In his blog, K3NG writes that he believes the use of a proprietary audio codec as part of the D-Star protocol makes it illegal under FCC rules. I am not a lawyer, and have no wish to get sucked into that particular debate. But I do feel that closed or proprietary protocols have no place in amateur radio as they impede or prevent home construction and experimentation and are contrary to the spirit of the hobby.

But to be frank, I am against developments like D-Star altogether. Such technically sophisticated systems reduce most of us true amateurs to the status of mere users, because only professionally qualified people have the necessary knowledge and skills to actually participate in their development.

Anyone who knows what a soldering iron is can put together a simple CW transceiver. With a little more skill (or with one of the many available kits) radios capable of SSB and data operation can easily be built. VHF FM transceivers aren't hard to build either, though I'm unaware of any currently available kits. But I don't see any opportunities for the ordinary ham to get involved in building D-Star gear.

You may argue that ham radio isn't just about building equipment. But the point is not that you have to build your equipment, but that you can if you want to.

I don't see what benefits developments like D-Star bring to the hobby. They just appeal to the type of people who want to make contacts without concerning themselves about how their voice gets from A to B, the kind of people who write to RadCom and QST complaining that there are too many articles that they don't understand.

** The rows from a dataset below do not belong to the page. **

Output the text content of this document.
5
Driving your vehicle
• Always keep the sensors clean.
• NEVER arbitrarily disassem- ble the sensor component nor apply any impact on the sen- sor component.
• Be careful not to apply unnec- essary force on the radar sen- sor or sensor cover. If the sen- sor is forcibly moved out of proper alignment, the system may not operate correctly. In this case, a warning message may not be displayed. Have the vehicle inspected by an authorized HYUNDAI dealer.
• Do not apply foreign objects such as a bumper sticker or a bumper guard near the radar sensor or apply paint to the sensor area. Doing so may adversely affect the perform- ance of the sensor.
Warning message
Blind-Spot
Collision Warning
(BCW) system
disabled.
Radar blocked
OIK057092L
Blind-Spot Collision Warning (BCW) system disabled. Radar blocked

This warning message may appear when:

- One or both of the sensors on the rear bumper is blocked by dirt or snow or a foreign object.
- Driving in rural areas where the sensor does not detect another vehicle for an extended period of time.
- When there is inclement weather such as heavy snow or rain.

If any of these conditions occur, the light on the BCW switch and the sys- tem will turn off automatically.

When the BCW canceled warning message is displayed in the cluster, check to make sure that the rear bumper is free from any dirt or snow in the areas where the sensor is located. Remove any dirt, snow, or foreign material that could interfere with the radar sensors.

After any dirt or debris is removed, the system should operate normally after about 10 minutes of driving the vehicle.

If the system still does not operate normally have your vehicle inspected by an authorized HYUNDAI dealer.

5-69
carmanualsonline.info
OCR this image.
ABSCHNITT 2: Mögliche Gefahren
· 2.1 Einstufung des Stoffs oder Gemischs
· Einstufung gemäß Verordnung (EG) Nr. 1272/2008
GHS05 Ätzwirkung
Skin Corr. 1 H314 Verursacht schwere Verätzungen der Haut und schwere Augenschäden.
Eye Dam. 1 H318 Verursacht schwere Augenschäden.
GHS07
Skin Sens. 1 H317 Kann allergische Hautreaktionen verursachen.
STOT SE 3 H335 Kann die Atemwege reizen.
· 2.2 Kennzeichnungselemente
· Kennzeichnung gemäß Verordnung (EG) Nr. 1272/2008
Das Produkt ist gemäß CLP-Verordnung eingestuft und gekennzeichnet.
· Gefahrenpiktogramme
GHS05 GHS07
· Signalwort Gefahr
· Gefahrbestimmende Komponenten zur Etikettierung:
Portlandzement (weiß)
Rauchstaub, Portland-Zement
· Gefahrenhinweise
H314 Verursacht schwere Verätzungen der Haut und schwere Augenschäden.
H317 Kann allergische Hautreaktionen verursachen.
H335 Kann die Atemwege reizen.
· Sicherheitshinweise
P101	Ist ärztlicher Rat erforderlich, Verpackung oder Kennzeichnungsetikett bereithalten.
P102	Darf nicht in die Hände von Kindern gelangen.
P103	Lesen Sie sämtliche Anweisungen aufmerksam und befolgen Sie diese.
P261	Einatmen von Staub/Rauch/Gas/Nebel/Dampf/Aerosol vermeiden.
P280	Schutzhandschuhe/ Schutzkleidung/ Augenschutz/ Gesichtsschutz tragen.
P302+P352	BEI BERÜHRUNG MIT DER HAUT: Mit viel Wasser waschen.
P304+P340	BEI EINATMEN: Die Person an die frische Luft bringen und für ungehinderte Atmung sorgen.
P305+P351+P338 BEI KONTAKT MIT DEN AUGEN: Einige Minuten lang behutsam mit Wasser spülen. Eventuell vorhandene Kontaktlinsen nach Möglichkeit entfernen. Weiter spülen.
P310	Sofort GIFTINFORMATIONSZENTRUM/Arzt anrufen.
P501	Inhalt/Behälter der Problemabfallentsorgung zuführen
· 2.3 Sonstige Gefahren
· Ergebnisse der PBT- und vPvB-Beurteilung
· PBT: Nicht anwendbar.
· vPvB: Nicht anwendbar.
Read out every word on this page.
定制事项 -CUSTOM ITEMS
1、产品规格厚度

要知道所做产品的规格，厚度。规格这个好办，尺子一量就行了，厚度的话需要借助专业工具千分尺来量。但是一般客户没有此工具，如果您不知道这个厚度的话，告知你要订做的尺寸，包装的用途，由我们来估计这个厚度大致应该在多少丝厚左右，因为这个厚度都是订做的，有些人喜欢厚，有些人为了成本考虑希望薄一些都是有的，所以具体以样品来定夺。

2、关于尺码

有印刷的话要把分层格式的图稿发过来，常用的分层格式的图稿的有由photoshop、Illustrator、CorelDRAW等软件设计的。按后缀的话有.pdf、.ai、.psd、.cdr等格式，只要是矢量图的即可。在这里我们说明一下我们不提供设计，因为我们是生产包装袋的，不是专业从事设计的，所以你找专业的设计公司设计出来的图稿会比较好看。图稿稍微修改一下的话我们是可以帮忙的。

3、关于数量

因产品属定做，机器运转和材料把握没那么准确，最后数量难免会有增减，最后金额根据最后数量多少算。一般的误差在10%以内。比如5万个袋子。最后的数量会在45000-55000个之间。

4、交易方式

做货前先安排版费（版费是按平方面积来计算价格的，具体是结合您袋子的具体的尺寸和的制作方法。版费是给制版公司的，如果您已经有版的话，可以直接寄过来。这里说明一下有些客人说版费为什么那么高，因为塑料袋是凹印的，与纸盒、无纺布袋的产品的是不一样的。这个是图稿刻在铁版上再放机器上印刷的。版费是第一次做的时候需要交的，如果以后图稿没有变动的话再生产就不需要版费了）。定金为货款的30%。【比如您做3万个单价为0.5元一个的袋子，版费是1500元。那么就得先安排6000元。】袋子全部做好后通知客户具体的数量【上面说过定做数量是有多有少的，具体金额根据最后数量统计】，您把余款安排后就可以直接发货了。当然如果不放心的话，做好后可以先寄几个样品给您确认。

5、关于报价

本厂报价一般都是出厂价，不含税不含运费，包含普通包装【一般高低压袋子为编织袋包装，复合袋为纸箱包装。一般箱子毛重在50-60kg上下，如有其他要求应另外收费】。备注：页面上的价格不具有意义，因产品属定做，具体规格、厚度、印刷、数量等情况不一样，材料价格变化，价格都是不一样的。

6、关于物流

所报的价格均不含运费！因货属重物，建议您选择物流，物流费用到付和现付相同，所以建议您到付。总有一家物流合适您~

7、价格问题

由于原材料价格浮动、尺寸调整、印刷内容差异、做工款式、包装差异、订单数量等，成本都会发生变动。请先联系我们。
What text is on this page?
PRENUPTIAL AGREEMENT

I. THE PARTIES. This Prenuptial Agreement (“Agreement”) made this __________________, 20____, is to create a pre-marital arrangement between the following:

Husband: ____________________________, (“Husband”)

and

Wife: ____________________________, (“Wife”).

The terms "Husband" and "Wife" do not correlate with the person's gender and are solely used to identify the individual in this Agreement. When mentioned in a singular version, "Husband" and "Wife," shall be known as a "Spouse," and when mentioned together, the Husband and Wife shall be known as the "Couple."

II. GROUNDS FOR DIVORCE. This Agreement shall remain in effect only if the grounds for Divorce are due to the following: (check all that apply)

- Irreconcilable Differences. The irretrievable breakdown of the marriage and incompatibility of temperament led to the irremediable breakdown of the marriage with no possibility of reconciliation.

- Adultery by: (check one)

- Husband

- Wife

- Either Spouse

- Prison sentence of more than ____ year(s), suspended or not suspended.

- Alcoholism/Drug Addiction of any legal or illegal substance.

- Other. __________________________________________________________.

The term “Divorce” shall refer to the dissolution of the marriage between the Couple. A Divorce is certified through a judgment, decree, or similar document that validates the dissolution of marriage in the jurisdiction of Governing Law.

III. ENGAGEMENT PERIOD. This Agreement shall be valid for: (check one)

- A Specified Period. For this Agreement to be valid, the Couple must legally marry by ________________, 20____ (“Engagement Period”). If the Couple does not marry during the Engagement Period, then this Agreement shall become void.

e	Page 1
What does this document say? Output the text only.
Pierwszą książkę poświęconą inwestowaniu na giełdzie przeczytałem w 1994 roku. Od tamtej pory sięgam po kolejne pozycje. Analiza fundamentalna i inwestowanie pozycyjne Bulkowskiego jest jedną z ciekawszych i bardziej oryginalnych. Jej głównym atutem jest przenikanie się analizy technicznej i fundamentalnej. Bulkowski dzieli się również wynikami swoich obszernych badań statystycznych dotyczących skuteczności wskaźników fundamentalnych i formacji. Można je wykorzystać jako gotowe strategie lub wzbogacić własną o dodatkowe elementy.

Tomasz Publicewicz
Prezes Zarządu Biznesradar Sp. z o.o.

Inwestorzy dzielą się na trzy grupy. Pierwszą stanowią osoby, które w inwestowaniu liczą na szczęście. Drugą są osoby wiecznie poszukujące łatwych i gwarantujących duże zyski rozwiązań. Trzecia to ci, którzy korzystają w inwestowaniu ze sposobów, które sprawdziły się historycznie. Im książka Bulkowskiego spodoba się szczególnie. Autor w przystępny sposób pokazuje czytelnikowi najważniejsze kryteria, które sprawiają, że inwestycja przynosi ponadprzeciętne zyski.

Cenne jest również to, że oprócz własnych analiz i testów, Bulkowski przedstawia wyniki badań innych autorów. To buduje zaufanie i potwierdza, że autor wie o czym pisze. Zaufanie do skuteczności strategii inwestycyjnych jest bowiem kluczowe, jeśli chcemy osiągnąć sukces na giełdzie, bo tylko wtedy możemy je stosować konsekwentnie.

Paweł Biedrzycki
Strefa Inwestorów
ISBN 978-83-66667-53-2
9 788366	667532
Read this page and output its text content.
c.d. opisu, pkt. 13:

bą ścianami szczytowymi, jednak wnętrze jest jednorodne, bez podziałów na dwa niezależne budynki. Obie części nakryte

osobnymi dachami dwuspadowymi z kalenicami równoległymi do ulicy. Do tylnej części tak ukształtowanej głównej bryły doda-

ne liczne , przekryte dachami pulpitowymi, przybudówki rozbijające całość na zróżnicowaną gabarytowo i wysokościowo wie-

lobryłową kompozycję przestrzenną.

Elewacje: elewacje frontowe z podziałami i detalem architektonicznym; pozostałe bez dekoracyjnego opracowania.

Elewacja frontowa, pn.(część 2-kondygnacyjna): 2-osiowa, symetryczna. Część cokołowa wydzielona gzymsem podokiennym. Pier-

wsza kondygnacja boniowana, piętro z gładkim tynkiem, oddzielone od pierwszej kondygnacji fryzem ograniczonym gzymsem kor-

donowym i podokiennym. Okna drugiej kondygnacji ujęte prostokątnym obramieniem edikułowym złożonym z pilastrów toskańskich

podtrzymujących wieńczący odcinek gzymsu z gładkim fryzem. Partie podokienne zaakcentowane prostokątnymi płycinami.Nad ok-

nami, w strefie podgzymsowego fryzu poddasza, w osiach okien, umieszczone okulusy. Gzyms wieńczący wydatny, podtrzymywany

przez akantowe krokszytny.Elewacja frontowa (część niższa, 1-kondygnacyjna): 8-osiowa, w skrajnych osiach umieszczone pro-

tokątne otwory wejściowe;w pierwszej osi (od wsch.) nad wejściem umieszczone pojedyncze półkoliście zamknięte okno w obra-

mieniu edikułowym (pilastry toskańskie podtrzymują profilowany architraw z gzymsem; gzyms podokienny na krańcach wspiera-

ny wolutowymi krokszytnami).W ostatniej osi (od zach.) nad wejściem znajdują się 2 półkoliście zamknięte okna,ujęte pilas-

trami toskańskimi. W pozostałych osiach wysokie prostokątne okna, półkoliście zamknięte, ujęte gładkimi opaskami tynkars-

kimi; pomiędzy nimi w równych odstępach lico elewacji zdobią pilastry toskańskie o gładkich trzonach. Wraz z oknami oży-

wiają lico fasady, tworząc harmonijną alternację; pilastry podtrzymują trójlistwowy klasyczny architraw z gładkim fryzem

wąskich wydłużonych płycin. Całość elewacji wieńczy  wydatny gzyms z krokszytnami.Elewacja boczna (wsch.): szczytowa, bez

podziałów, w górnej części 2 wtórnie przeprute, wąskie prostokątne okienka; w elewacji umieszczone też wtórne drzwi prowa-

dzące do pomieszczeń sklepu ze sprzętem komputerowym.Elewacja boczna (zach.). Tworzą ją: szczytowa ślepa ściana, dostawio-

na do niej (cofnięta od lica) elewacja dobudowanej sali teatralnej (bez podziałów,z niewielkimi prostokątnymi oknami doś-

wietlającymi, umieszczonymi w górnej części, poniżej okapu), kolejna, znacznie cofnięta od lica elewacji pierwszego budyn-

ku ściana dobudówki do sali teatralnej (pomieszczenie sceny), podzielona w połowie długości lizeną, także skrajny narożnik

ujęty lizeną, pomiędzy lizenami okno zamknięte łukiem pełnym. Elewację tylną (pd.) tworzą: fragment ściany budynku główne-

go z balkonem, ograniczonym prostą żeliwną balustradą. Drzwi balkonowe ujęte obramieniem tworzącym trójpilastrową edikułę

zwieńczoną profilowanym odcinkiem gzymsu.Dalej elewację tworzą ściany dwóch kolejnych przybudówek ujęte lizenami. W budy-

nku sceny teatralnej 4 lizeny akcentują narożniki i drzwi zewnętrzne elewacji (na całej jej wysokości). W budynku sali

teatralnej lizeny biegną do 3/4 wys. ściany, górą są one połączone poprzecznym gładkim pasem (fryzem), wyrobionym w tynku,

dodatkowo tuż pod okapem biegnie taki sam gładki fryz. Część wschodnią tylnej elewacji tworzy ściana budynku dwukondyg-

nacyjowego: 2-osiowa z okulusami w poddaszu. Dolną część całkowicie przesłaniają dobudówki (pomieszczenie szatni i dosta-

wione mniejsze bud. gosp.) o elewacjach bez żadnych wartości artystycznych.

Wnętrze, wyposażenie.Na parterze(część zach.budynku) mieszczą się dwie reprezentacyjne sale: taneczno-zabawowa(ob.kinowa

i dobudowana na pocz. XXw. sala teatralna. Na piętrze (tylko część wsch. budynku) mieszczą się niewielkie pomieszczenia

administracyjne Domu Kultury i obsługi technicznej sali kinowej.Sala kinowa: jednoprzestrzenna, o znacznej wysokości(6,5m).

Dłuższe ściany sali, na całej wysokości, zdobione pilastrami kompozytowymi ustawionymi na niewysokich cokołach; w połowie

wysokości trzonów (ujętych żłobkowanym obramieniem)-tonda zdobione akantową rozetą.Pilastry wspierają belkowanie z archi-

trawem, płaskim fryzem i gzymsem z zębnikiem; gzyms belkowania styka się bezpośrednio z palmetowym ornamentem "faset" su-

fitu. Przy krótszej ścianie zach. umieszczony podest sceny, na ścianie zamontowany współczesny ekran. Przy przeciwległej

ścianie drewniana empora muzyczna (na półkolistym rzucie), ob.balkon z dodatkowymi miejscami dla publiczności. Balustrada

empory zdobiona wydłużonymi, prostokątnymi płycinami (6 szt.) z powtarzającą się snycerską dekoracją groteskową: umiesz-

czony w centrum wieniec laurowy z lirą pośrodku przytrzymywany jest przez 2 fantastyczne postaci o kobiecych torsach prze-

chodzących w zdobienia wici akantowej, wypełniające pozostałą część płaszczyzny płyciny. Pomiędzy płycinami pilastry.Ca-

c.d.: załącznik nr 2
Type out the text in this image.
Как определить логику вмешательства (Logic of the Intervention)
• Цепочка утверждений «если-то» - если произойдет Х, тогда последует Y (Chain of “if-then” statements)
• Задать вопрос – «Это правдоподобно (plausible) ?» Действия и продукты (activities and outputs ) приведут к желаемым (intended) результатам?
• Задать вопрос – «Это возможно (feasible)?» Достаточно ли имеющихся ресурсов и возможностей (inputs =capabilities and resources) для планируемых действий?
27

Citizen's Band was invented for a reason.

1 comment:

M0PZT said...

I agree - The use of the patented AMBE protocol is obviously done from a commercial point-of-view. The amount of D-Star repeaters in the UK (now 53) that have been licenced in such as short space of time is un-believeable - Whilst many are connected to international reflectors (read: internet servers), some are still simple relay systems like conventional GB3xx units. Internet-linked repeaters are nothing new, we have EchoLink+IRLP ones so why the need to promote them as "worldwide" systems when we already have the infastructure ?!

Whilst I am happy that this transmission method offers a narrower bandwidth and superior S/N ratio over a "standard" 12.5KHz channel, there are some major concerns surrounding the implimentation of D-Star: At present, D-Star seems nothing more than a cash-cow for Icom and DVS Inc. The surge of D-Star licences and the speed of their frequency clearance is nothing short of fascinating. I would be interested in to know what sort of "kick-back" (if any) the RSGB gets out of this. Whilst I can appreciate that there is a valid security consideration with PC-based systems (DV Dongle) - the verification of bona-fide hams does not go hand-in-hand with a closed-source codec.